My last two posts use “revolution” to describe what the Republicans are attempting in Washington and the states: overturning the “good government” domination of our economy that has prevailed since New Deal times—for eight long decades. Any effort in 2011 to call Democrat-led Big Government status quo a “revolution” strikes me as odd.

Schneider’s column, however, does just that. I suspect certain words are important to Schneider and his friends. Two nights ago on the “Daily Show,” Jon Stewart mocked Wisconsin union demonstrators’ efforts to compare themselves to Egyptian revolutionaries. Folks trying to hold onto privileges threatened by a recent state election just aren’t Cairo protesters risking their lives to topple a dictator, Stewart said.
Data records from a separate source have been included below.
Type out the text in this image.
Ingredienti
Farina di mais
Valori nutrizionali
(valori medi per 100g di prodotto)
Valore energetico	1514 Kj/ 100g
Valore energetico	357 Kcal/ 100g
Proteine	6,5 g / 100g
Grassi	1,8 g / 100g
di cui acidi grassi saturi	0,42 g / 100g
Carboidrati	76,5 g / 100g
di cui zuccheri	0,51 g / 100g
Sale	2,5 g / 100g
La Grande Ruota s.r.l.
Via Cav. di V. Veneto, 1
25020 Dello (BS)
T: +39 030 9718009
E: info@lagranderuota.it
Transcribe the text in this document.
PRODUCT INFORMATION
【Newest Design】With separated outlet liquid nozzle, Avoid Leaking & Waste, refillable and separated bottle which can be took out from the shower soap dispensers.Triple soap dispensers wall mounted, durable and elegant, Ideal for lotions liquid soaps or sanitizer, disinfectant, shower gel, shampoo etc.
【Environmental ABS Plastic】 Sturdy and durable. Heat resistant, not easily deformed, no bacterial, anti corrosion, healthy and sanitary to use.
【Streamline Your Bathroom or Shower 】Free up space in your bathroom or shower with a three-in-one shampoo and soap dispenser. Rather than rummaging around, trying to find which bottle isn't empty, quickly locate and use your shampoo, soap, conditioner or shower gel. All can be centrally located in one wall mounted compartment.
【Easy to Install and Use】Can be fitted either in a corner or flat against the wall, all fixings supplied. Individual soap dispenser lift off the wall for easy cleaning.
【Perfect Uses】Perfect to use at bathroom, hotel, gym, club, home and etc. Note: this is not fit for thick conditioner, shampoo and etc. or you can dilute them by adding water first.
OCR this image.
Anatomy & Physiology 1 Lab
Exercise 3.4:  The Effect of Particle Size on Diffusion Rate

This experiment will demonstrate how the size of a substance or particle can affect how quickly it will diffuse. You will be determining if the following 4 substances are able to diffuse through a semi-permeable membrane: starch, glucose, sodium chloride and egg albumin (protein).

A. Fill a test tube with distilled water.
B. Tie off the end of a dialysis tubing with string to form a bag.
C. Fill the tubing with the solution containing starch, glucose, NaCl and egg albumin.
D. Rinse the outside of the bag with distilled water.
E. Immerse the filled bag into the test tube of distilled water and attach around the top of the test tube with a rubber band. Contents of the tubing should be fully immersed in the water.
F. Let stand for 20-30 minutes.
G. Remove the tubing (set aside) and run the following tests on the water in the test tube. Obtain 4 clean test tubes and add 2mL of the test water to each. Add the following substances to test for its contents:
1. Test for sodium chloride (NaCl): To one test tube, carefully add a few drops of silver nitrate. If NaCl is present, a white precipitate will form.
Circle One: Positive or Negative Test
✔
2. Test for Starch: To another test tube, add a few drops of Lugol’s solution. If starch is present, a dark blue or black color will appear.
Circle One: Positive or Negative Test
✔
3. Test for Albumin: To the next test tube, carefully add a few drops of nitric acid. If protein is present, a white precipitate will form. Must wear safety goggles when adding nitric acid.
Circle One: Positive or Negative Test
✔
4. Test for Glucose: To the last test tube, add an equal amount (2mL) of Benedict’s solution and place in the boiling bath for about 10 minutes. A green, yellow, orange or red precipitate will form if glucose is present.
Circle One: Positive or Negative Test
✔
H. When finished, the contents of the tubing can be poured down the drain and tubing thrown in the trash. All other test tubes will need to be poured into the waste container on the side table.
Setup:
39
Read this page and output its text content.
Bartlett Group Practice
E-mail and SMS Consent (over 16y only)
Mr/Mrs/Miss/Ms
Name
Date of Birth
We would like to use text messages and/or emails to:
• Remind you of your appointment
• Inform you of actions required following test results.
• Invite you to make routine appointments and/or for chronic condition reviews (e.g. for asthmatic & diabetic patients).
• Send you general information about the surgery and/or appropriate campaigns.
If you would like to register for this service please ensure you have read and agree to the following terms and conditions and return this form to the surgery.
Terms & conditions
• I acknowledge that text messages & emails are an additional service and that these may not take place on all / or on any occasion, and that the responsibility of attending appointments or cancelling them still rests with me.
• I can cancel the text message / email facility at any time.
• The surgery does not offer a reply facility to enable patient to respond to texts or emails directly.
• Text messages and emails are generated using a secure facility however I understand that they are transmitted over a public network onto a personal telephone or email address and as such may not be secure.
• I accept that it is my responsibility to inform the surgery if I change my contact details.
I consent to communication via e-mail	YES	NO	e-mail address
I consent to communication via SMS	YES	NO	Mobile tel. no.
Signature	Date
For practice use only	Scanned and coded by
But Schneider apparently wants to hold the word “revolution” for the left. He wants the word, even though it’s only been a decade since liberals, squeamish about having Democrats identified as the party of “red states,” gave away the color of revolution to Republicans and grabbed blue for themselves.

No, calling Democrats “counterrevolutionary” just won’t do; not at all, not with Madison protesters coming across as quite privileged in a high unemployment economy. So Schneider attempts to argue that Obamacare, the accompanying huge increase in government spending and debt, and the expanded federal regulation of business and Wall Street we’ve seen in the last two years isn’t what we thought it was—the culmination of Democrats’ 80-year effort to complete the New Deal. No, instead, it’s a new revolution, and the Republican effort to overturn 80 years of growing government domination of our economy is really a counterrevolution to get us back to 2008.

Maybe words become important when you no longer control the underlying actions. In any case, it’s actions that will determine whether the current Republican (counter)revolution succeeds or fails.